Dans une déclaration ahurissante, rapportée par une agence de presse officielle, il a affirmé : « Si quelqu’un est condamné à mort et se trouve devant la potence conformément à la loi, nous n’avons pas le droit de contester ». (Tasnim, le 19 avril 2014). Par ailleurs, il continue de soutenir la politique du Guide en Syrie, qui consiste en une intervention grandissante aux côtés de la dictature d’Assad pour la répression du peuple syrien.

Ce faisant, Rohani a montré que dans l’équilibre des forces à l’intérieur du régime, il n’a pas un réel pouvoir, ni la volonté de concrétiser la réforme dans le pays. Or, il saisit bien le danger qui menace le système s’il n’est pas réformé, mais il a en même temps assez d’expérience pour savoir que s’il y a de réelles réformes en Iran, les dirigeants iraniens risquent de subir le sort qui a été celui du shah d’Iran à la fin de son règne en 1979. C’est à la fois le paradoxe et l’impasse du régime du Guide suprême : toute réforme du système aboutit à la révolution. Tout relâchement de la répression aboutit à l’explosion de la rage populaire étouffée. C’est l’inéluctable destin qui guette le système des mollahs, et c’est la raison pour laquelle même les plus enclins aux réformes n’osent avancer sur ce terrain.

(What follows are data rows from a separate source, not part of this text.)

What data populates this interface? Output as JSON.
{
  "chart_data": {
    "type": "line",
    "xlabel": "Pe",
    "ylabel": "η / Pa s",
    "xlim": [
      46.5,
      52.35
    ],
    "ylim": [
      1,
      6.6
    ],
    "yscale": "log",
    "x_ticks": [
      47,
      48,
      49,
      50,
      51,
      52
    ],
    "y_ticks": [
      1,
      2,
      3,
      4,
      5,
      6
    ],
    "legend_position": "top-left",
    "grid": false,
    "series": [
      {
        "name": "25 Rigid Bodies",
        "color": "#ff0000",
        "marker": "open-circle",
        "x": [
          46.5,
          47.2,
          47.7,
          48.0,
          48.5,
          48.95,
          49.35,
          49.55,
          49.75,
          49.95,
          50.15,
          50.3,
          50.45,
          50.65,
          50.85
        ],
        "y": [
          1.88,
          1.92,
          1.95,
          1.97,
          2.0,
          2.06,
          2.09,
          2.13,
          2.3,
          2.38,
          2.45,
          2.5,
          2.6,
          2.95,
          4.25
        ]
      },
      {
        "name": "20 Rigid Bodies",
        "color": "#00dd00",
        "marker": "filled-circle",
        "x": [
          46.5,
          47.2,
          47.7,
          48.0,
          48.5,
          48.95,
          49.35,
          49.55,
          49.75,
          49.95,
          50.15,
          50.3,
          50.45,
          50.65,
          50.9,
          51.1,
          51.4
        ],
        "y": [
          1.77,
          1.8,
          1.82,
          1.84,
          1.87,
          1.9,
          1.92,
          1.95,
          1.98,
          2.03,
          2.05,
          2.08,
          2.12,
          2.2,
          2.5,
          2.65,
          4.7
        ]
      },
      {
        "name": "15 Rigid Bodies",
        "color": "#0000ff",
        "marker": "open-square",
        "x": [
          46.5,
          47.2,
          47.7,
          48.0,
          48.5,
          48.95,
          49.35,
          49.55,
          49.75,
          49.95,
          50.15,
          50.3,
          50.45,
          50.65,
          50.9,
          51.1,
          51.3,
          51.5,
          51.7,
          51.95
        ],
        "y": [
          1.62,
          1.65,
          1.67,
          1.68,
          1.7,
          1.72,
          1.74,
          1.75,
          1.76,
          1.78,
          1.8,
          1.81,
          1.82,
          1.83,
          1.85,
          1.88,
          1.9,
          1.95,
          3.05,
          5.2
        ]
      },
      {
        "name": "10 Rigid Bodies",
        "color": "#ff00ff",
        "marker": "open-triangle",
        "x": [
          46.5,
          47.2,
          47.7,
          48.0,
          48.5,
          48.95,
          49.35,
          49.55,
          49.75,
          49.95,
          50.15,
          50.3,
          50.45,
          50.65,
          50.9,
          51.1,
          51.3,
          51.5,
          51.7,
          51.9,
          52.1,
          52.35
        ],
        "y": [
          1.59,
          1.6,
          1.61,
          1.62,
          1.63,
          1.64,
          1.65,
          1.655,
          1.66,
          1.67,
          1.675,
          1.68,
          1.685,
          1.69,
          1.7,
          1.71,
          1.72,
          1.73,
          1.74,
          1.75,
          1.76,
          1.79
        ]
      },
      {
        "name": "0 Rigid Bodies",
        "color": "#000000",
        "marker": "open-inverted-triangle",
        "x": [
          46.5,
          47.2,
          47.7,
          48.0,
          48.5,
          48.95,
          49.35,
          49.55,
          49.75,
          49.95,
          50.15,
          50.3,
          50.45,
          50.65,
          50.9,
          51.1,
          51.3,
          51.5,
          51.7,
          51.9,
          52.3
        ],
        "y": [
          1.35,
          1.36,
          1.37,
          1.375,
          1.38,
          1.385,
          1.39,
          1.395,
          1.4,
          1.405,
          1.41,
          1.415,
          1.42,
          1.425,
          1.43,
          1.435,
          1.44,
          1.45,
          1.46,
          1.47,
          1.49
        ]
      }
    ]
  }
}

L’embourbement du conflit syrien et la rupture des relations avec l’Arabie Saoudite sont-ils des signes d’instabilité du régime?

On présente souvent les ingérences du régime iranien dans les affaires de la région comme un signe de puissance et de stabilité du régime, et l’émergence d’un pouvoir régional sur lequel il faut compter. Or, cette analyse occulte certaines réalités. En effet, il faut considérer que ces deux dernières années la position du régime iranien s’est considérablement affaiblie dans la région. Celui-ci mène, sur divers fronts, des guerres perdues d’avance. En Irak, sa position a été fortement fragilisée après que le premier ministre Nouri Maliki, inféodé à Téhéran, ait été évincé. Sous sa gouvernance, les milices chiites extrémistes affiliées à l’Iran avaient poussé les conflits confessionnels à leur paroxysme et ouvert la voie à l’émergence de Daech.

En Syrie, il apparaît de plus en plus que les immenses investissements de Téhéran pour sauver le régime de Bachar El-Assad sont peine perdue. L’envoi des Pasdaran, des milices du Hezbollah libanais, des chiites irakiens et d’autres mercenaires afghans et pakistanais n’ont pas suffi à venir à bout de la révolution syrienne. La position de Téhéran est d’autant plus fragilisée que les pertes iraniennes ne cessent d’augmenter, et la Syrie est en passe de devenir un bourbier pour Téhéran.

Après l’accord sur le nucléaire, d’aucuns avaient parié sur le fait que la politique iranienne irait vers l’apaisement et participerait à une politique plus constructive dans la région et au-delà. Or, force est de constater que par son arrogance et sa guerre de propagande contre les pays arabes de la région, le régime iranien est de plus en plus perçu par ces derniers comme une source de conflits et d’instabilité. Une situation qui ajoute à l’isolement du régime.

Que faut-il attendre de la visite d’Hassan Rohani en France ?

À la lumière du tableau que nous avons brossé, la visite du président Rohani en France intervient dans un contexte extrêmement négatif pour le régime. Sur le plan économique, il est très affaibli ; sur le plan social la situation est explosive et les prochaines élections législatives et du Conseil des Experts présagent des eaux troubles pour le régime. Par conséquent, au regard de ces réalités, la France est en position d’arracher davantage de concessions de la part d’un régime affaibli, sans devoir rien concéder.

Avant tout, la France doit user de sa position morale pour exiger de Rohani qu’il lâche du lest dans le domaine des pendaisons et des violations des droits de l’homme s’il veut que son régime devienne fréquentable. Elle doit également exiger la fin de la politique interventionniste de l’Iran dans la région. En continuant sa politique déstabilisatrice dans la région, ce régime ne peut certainement pas être un allié fiable dans la lutte contre Daech et pour la construction de la paix dans la région. Au contraire, il fragilisera le front uni que la France a appelé de tous ses vœux.